Au total, 100 nouvelles entités seront visées.

Le Japon a annoncé vendredi des sanctions supplémentaires contre Moscou, visant le secteur financier et l'exportation de composants électroniques.

"En plus des sanctions annoncées (mercredi), les (nouvelles) sanctions comprennent le gel des actifs et la suspension de la délivrance de visas à des personnes et organisations russes", a déclaré le Premier ministre Fumio Kishida à Tokyo après une réunion en ligne des dirigeants des sept pays industrialisés du G7.

M. Kishida a également annoncé d'autres mesures "sur les exportations vers les organisations russes liées à l'armée" et sur des "biens à usage général comme les semi-conducteurs et les articles figurant sur une liste restreinte basée sur des accords internationaux".

Le Canada va sanctionner "58 personnes et entités" russes, a annoncé le Premier ministre Justin Trudeau.

Des ministres russes sont précisément ciblés par les sanctions: ceux de la Défense, des Finances et de la Justice, ainsi que le groupe de mercenaires russes Wagner, réputé proche du président Vladimir Poutine.

Le Canada a également suspendu les permis d'exportation pour la Russie, pour une valeur de plus de 700 millions de dollars canadiens (487 millions d'euros) et visant notamment des entreprises du secteur aérospatial, minier et des technologies de l'information.
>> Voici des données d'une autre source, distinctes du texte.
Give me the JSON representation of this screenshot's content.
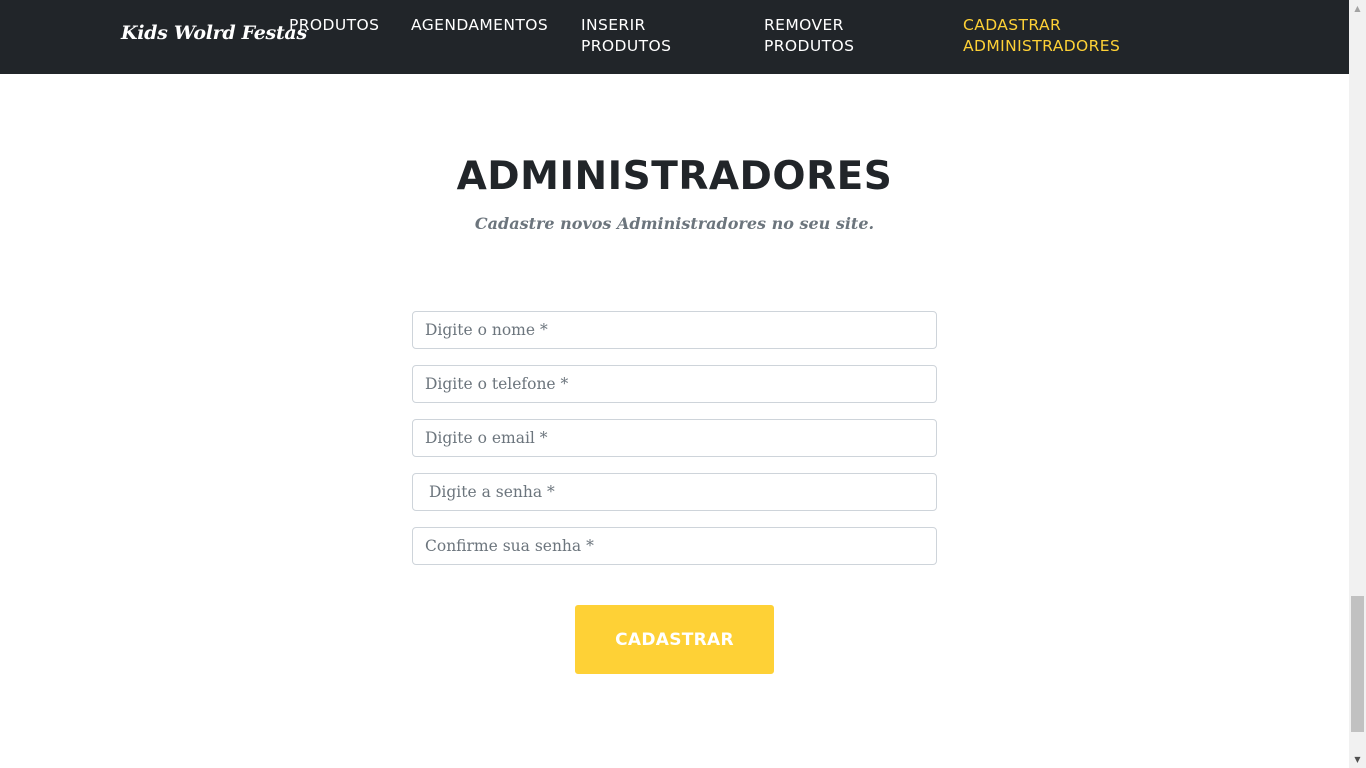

Au niveau de l'Australie, le Premier ministre Scott Morrison a annoncé jeudi une "deuxième série" de sanctions contre quatre institutions financières et 25 personnes appartenant à quatre entités en charge du développement et de la vente d'équipements militaires.

Il a précisé que d'autres séries de sanctions, notamment à l'encontre de plus de 300 membres de la Douma ayant voté pour l'"invasion illégale de l'Ukraine", seront imposées "au fur et à mesure que nous identifierons les responsables".

Enfin, la Suisse a décidé jeudi de ne pas s'aligner sur les sanctions occidentales envers la Russie, mais va prendre les mesures nécessaires pour éviter d'être utilisée comme base de contournement par Moscou, a déclaré le président suisse Ignazio Cassis.